School of Statistics and Mathematics, and School of Business, Zhejiang Gongshang University, Hangzhou, Zhejiang, China.
School of Mathematical Sciences, Nankai University, Tianjin, China.
BMC Med Res Methodol. 2020 Apr 30;20(1):98. doi: 10.1186/s12874-020-00954-8.
Meta-analysis provides a useful statistical tool to effectively estimate treatment effect from multiple studies. When the outcome is binary and it is rare (e.g., safety data in clinical trials), the traditionally used methods may have unsatisfactory performance.
We propose using importance sampling to compute confidence intervals for risk difference in meta-analysis with rare events. The proposed intervals are not exact, but they often have the coverage probabilities close to the nominal level. We compare the proposed accurate intervals with the existing intervals from the fixed- or random-effects models and the interval by Tian et al. (2009).
We conduct extensive simulation studies to compare them with regards to coverage probability and average length, when data are simulated under the homogeneity or heterogeneity assumption of study effects.

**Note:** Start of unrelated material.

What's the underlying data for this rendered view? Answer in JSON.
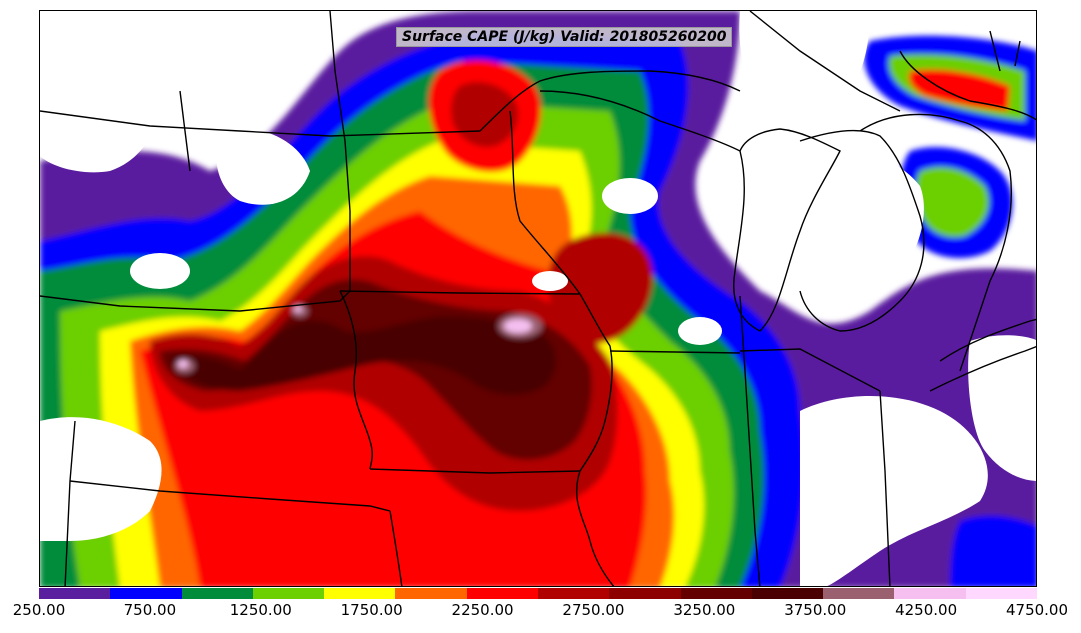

The proposed accurate interval based on the random-effects model for sample space ordering generally has satisfactory performance under the heterogeneity assumption, while the traditionally used interval based on the fixed-effects model works well when the studies are homogeneous.
元分析提供了一种有用的统计工具,可以有效地从多项研究中估计治疗效果。当结局是二分类且罕见(例如临床试验中的安全性数据)时,传统方法的性能可能不尽如人意。
我们提出使用重要抽样来计算元分析中风险差异的置信区间,用于罕见事件。所提出的区间不是精确的,但它们通常具有接近名义水平的覆盖概率。我们将提出的准确区间与固定效应或随机效应模型以及 Tian 等人(2009 年)的区间进行比较。
我们进行了广泛的模拟研究,以比较在研究效果同质性或异质性假设下,数据模拟时这些区间在覆盖概率和平均长度方面的表现。
基于样本空间排序的随机效应模型的拟准确区间在异质性假设下通常表现良好,而传统的基于固定效应模型的区间在研究同质时效果良好。